Казалось, что яростную борьбу д-ра Гавласа против наделения Морица Абелеса патентом поглотит трясина обывательских интриг, как песок поглощает воду. Убеждала в этом и ловкость новоиспеченного трактирщика, его умение вербовать посетителей, завлекать их к себе в трактир, угождать малейшим их прихотям и обслуживать так, что ни один трактирщик в городе не шел с ним ни в какое сравнение. Однако Мориц Абелес понимал, что необходимо укрепить свои позиции и в другом отношении. Он сумел добиться поддержки влиятельных членов муниципального совета, объединения ремесленников-предпринимателей и районного управления, а они, в свою очередь, позаботились о том, чтобы пресечь дальнейшие выпады против его трактирного патента. А так как д-ра Гавласа это не испугало, то скоро он получил возможность убедиться, что влияние покровителей Абелеса простирается значительно дальше, чем он мог себе вообразить. Хотя хозяин трактира — еврей, за него ратовали центральные газеты наиортодоксальнейшей католической партии, со страниц которых местные политические деятели метали громы и молнии на головы тех, кто пытался хоть в малейшей степени помешать отравлению страны алкоголем. Делали они это не без задней мысли: может статься, что им тоже придется добиваться патентов — для своих членов. А стоило Гавласу, который в пылу сражения выводил на свет божий грешки отдельных лиц и целых партий, снова припомнить более чем странный способ, которым было получено разрешение для Минарика, как на него ополчились и социал-демократы и повели против него газетную кампанию сугубо своими методами.
Казалось, Гавласу не миновать смириться и сложить оружие.
Но случай влил в него новые силы для борьбы.

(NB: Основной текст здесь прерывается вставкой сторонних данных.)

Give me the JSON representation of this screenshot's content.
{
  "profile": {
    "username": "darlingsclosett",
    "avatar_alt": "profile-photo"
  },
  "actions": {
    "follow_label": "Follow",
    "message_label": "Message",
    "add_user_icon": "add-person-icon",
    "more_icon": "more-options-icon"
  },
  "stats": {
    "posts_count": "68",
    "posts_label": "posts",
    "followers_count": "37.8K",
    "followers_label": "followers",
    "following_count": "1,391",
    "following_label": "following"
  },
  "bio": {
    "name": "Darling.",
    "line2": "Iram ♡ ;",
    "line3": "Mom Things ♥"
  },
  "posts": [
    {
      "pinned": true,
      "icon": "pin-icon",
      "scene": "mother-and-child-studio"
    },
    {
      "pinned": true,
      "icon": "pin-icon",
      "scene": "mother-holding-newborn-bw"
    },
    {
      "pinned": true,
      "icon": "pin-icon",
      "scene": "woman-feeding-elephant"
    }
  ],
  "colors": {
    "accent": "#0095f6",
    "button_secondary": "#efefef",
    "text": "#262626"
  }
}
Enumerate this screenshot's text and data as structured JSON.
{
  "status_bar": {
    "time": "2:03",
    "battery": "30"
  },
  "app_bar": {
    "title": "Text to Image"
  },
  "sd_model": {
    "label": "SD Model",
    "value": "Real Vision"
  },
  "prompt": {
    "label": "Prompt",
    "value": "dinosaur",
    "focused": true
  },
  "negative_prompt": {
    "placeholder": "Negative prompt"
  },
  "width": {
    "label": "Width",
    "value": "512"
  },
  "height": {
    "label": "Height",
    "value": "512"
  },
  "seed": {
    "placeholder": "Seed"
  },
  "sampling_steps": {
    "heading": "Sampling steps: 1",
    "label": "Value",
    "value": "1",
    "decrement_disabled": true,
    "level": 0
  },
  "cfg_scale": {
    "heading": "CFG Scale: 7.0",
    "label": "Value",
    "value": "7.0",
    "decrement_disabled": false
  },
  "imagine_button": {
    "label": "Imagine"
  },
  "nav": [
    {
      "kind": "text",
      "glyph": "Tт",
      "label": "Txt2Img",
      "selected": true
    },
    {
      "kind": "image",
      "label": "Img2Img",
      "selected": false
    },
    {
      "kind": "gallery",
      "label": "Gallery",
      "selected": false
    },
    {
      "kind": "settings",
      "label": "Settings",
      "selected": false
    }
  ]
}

Четвертого мая патриотически настроенная общественность городка торжественно отмечала память генерала Штефаника[19]. На домах развешивались траурные флаги. В витринах некоторых магазинов были выставлены портреты трагически погибшего генерала, обрамленные черным крепом. Католическое спортивное общество организовало в Доме культуры торжественное заседание. Траурная речь, которую с большим чувством произнес представитель местной интеллигенции, была пронизана такой глубокой скорбью, какая только возможна, и произвела на некоторых слушателей колоссальное впечатление. В зале перешептывались:
— Вот это оратор!
— Так за душу и берет…
— Какой все-таки герой… этот Штефаник.
Огни рампы были направлены на оратора.
— Мы должны отчетливо сознавать, что бесконечно обязаны нашему герою. Спасибо тебе, дорогой генерал! Ты не щадил жизни ради того, чтобы мы теперь могли с гордостью провозгласить перед всем миром: мы свободны, мы на своей земле… хозяева!
Бурные аплодисменты восторженных горожан покрыли эти слова. Многих, кто до войны с энтузиазмом приветствовал театральные и прочие национальные мероприятия, организуемые Будапештом, ныне распирал новый, не менее ложный патриотизм. Они были подобны паруснику, который несется по морским волнам, куда ветер дует.
19
Штефаник Милан Растислав (1880—1919) — словак по происхождению, астроном, буржуазный политик. Большую часть жизни провел во Франции, дослужился до звания генерала французской армии. Военный министр первого правительства в новообразованной буржуазной Чехословацкой республике. Погиб в авиационной катастрофе под Братиславой. Буржуазная историография создавала ему ореол из мнимых заслуг в создании чехословацкого государства.